Видя в "Легенде" выражение такого полного отчаяния и предполагая даже, что сам автор "Легенды" испытывал в себе порывы такого отчаяния, критик затем ищет выхода из этих печальных мыслей. По его мнению, они порождены европейским духовным развитием, как жизнью, которая, бывши некогда христианскою, "потом обратилась к иным источникам бытия и жизни". "Вот уже более двух веков минуло, - говорит критик, как великий завет Спасителя: "ищите прежде царствия Божия и все остальное приложится вам"88 - европейское человечество исполняет наоборот, хотя оно и продолжает называться христианским" (стр. 154,155).

Затем г. Розанов начинает излагать недостатки современной жизни Запада, характеризует дух романской Европы и католичества, дух германского племени и протестантства, и кончает характеристикою славянства и православия, как стихии, в которой возможно найти примирение душевных сил и спасение от отчаяния. Одним словом, если употребим давно установившуюся формулу, мы должны сказать, что г. Розанов славянофильствует, излагает некоторое славянофильское исповедание убеждений.

Пусть читатели сами вникнут в эти рассуждения, писанные с большим воодушевлением, и если страдающие иногда преувеличениями и неточностию, то всегда, однако же, оживленные чувством и мыслию. С своей стороны мы прибавим лишь одно общее замечание. Г. Розанов, очевидно, принадлежит к людям, которые выросли на Достоевском. Таких людей, конечно, множество; все молодые люди последних двенадцати и пятнадцати лет прошли через Достоевского. Такова привлекательность этого писателя, а благодаря усердию издателей, можно сказать, что нет у нас другого писателя, который бы так всем был доступен, так всеми читался. Между тем, что такое Достоевский? В той или другой степени, в том или другом виде, это - славянофил, это очень горячий сторонник славянофильства. Недавно к славянофилам стали причислять К.Н. Леонтьева, очень мало читавшегося; почему же не вспомнят о Достоевском? Относительно Леонтьева вышли по этому поводу пререкания, которых, кажется, не было бы относительно Достоевского.

В прошлом году, когда поднялись споры о положении славянофильства (продолжающиеся и до сих пор), А.Н. Пыпин подвел в "Вестнике Европы" следующй итог, определяющей это положение:

"Г. Милюков, быть может, слишком поторопился хоронить славянофильство. Если его нет в подлинном старом составе его учений, то, с одной стороны, Данилевский (хотя бы и не вышедшей непосредственно из славянофильства) имеет множество поклонников, и его книга признана новым, истинным кодексом славянофильства; с другой - г. Соловьев находил, что - "умерла ли выделившаяся из славянофильства универсально-религиозная идея, - этот вопрос, произвольно решенный П.Н. Милюковым, еще подлежит высшей инстанции". Наконец, фактически сохраняют свое значение (хотя с разными оттенками) взгляды старого славянофильства на славянский вопрос, которые поддерживаются славянскими благотворительными комитетами.
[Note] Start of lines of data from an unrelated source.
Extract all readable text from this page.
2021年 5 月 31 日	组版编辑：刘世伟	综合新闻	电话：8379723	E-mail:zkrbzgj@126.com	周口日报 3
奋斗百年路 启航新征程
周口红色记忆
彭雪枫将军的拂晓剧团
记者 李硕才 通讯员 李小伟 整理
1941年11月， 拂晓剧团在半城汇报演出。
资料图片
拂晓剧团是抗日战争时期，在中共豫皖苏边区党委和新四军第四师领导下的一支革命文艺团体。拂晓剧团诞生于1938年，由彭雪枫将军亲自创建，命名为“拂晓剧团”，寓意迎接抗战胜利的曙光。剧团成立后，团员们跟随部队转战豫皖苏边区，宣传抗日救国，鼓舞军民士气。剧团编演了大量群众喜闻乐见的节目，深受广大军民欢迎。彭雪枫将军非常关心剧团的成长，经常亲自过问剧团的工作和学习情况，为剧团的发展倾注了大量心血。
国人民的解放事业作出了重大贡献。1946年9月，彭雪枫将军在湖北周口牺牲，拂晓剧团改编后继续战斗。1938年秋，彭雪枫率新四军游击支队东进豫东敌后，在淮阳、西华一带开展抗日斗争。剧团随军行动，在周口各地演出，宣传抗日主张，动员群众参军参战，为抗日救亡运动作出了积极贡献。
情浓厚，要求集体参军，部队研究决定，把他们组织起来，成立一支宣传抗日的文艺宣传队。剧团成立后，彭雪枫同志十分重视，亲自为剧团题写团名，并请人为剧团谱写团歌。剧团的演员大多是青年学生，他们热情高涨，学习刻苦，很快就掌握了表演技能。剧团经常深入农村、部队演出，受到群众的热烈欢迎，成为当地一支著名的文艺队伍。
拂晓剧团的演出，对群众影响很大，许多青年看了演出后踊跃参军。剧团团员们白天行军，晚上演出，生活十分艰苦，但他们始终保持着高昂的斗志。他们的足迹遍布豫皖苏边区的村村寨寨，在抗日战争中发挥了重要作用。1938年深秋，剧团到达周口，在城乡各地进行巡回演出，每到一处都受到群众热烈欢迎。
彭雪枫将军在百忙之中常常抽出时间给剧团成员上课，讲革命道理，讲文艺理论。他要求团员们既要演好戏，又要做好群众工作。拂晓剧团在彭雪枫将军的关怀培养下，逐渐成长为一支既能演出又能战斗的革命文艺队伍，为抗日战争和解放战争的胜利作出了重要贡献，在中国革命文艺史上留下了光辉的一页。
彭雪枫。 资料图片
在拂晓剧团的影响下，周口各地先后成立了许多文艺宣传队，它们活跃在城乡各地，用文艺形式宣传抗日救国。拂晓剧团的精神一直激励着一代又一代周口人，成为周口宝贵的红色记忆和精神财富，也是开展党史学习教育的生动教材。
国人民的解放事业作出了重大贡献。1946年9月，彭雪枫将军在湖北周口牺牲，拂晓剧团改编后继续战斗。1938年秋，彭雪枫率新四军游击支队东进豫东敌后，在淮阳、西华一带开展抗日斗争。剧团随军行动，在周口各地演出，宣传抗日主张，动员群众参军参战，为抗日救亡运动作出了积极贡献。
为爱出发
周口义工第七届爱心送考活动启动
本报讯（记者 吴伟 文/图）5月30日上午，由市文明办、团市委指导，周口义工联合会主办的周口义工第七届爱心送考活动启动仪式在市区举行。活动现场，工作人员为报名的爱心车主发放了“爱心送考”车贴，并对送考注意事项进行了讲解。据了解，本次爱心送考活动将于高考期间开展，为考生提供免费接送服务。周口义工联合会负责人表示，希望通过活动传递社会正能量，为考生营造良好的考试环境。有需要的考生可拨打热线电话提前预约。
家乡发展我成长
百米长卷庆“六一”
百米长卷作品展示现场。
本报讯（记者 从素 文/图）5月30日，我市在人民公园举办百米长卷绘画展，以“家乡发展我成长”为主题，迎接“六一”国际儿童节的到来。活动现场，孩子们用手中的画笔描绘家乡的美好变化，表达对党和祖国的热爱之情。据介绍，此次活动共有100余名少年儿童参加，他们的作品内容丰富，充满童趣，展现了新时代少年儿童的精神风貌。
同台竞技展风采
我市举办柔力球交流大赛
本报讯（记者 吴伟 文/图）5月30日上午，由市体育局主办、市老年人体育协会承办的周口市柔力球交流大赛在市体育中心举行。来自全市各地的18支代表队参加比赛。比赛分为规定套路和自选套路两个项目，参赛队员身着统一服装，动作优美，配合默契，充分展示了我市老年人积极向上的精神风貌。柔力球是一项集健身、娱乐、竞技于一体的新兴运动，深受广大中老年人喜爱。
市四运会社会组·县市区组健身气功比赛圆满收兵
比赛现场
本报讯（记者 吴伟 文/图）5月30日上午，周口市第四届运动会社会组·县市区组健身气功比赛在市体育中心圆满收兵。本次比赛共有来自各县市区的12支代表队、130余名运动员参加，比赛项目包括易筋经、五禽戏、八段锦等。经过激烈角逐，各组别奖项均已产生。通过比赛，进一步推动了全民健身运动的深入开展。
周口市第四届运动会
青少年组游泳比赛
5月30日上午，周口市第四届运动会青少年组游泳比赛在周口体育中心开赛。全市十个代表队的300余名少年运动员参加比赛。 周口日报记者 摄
Особую вариацию провиденциальных теорий представляют взгляды Леонтьева, - соседние, но не сливающееся со славянофильством" (Вестн. Евр., 1893 г., сентябрь, стр. 310).

Итак, слава Богу, славянофильство еще существует, имеет даже свой кодекс и представляет, как тому и следует быть, разные "вариации", "оттенки", взгляды "выделившиеся", "соседние" и т.п. Почему бы не причислить сюда и Достоевского, положим, даже как представителя только "соседних взглядов"? А тогда пришлось бы поставить на счет и все необозримое множество его "поклонников".

Славянофильство есть просвещенный, идеализированный патриотизм, и, нужно полагать, он уже никогда не заглохнет у нас ни в грубом и слепом патриотизме, ни в безжизненном космополитизме.

20 ноября 1894


Опубликовано в кн. Страхов Н.Н. Борьба с Западом в нашей литературе. Кн. III. СПб, 1896.

Николай Николаевич Страхов (1828 - 1896). Российский философ, публицист, литературный критик, член-корреспондент Петербургской АН.